Secara konseptual efisiensi pendidikan meliputi efisiensi atau disebut juga keefektifan biaya (cost effectiveness), dan efisiensi eksternal atau disebut manfaat biaya (cost benefit). Cost benefit dikaitkan dengan analisis keuntungan atas investasi pendidikan dari pembentukan kemampuan, sikap dan keterampilan. Dalam perhitungan investasi terdapat dua hal penting yaitu :
1. Investasi hendaknya menghasilkan kemampuan yang memiliki nilai ekonomi di luar nilai instrinsiknya.
2. Nilai guna dari kemampuan. Analisis biaya manfaat (cost benefit analysis) merupakan metodologi yang banyak digunakan dalam melakukan analisis investasi pendidikan.

Metode Analisis biaya manfaat dapat membantu para pengambil keputusan dalam menentukan pilihan diantara alternatif alokasi sumber-sumber pendidikan yang terbatas tetapi memberikan keuntungan yang tinggi.

Investasi dibidang pendidikan perlu untuk merespon kebutuhan ekonomi tenaga kerja menurut jenjang dan jenis pendidikan. Analisis tingkat balik (Rates of Return Analysis) ekonomi dari investasi ini diperoleh dengan membandingkan produktivitas dari tenaga kerja terdidik yang biasanya digambarkan oleh profil upah dengan produktivitas tenaga kerja yang tidak terdidik. Nilai investasi pendidikan dapat berbeda bergantung acuannya, apakah acuannya dari sudut pandang masyarakat atau individu.Tidak semua biaya pendidikan ditanggung oleh individu, tetapi sebagian ditanggung oleh masyarakat melalui subsidi pemerintah.

Perluasan dan pembatasan pendidikan harus diciptakan bersama, dengan ini dilakukan upaya peningkatan investasi dan relevansi pendidikan secara lebih merata dan meluas dalam berbagai jenis, jenjang dan jalur pendidikan.
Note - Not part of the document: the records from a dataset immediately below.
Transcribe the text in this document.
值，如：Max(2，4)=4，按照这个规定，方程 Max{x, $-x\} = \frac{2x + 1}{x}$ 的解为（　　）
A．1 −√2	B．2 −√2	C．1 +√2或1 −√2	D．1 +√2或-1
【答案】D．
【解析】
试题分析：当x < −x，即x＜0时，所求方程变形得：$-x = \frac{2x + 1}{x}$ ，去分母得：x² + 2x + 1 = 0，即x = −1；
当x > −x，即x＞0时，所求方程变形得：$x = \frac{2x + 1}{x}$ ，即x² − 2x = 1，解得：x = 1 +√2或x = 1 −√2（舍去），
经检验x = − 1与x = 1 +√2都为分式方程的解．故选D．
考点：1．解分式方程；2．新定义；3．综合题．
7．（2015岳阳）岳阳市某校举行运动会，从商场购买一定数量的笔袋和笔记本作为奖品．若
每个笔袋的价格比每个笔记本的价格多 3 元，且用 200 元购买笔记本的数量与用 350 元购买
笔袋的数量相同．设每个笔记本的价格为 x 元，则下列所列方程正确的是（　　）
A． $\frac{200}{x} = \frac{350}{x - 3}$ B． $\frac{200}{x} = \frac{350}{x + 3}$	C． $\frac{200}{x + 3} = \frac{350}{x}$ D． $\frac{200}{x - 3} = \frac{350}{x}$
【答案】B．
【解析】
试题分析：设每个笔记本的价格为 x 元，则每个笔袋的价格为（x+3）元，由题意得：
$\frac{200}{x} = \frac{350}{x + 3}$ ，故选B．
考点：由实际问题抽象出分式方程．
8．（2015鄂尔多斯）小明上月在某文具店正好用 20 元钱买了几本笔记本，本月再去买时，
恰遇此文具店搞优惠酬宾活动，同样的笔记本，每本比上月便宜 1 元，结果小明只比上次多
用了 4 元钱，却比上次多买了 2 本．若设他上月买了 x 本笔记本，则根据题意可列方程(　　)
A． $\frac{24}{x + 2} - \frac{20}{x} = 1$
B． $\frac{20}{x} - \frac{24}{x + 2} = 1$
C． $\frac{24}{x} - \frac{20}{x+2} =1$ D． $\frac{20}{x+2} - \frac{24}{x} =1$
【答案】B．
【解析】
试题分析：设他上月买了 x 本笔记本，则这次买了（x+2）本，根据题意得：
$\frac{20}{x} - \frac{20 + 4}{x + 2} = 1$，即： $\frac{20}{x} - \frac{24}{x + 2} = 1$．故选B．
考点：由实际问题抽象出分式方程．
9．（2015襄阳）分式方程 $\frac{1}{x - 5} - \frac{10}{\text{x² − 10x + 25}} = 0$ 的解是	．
Investasi pendidikan di negara-negara berkembang, dimana kondisi ekonomi sudah relatif maju dengan berbasis perindustrian, maka strategi investasi pendidikan diarahkan untuk memenuhi lapangan dunia kerja. Pengembangan investasi pendidikan perlu dilakukan untuk peningkatan kualitas pendidikan. Inventarisasi kebutuhan tenaga kerja dalam jangka pendek berdasarkan estimasi kebutuhan tenaga kerja dalam perspektif jangka panjang merupakan peluang untuk melakukan investasi pendidikan. (Sofa, 2008)

Yaumil Aslam, Mahasiswa di Whatcom Community College, Bellingham, Washington AS.(dokpri)
Yaumil Aslam, Mahasiswa di Whatcom Community College, Bellingham, Washington AS.(dokpri)
Pendidikan anak sebetulnya sebuah investasi. Hasil dari pembiayaan pendidikan yang dilakukan orang tua nantinya akan lebih banyak dinikmati oleh si anak itu sendiri, bukan oleh si orang tua. Sebagai contoh, bila orangtua membayari pendidikan anaknya, si orang tua boleh berharap bahwa mudah-mudahan saja dengan pendidikannya si anak bisa menjalani kehidupannya sehari-hari dengan baik nantinya ketika kelak ia dewasa. Atau, dengan pendidikan yang baik, diharapkan si anak bisa lebih pandai dalam berpikir, bertindak dan berkomunikasi.

Apabila hasil investasi itu telah dinikmati oleh si anak, maka barulah secara tidak langsung keluarganya juga akan ikut terangkat derajat dan martabatnya. Jadi, pantaslah bila dikatakan bahwa dengan Anda membayari pendidikan anak Anda, Anda sebetulnya telah melakukan investasi.

Bukan investasi yang menghasilkan uang untuk keluarga, tapi investasi untuk menjadikan hidup anak Anda lebih baik, sehingga nantinya itu juga akan mengangkat derajat dan martabat Anda sebagai orang tuanya. Sehingga penting untuk mempersiapkan biaya pendidikan anak Anda dengan baik sehingga Anda akan selalu punya cukup uang untuk membayari pendidikan anak Anda. (Safir Senduk, 2000)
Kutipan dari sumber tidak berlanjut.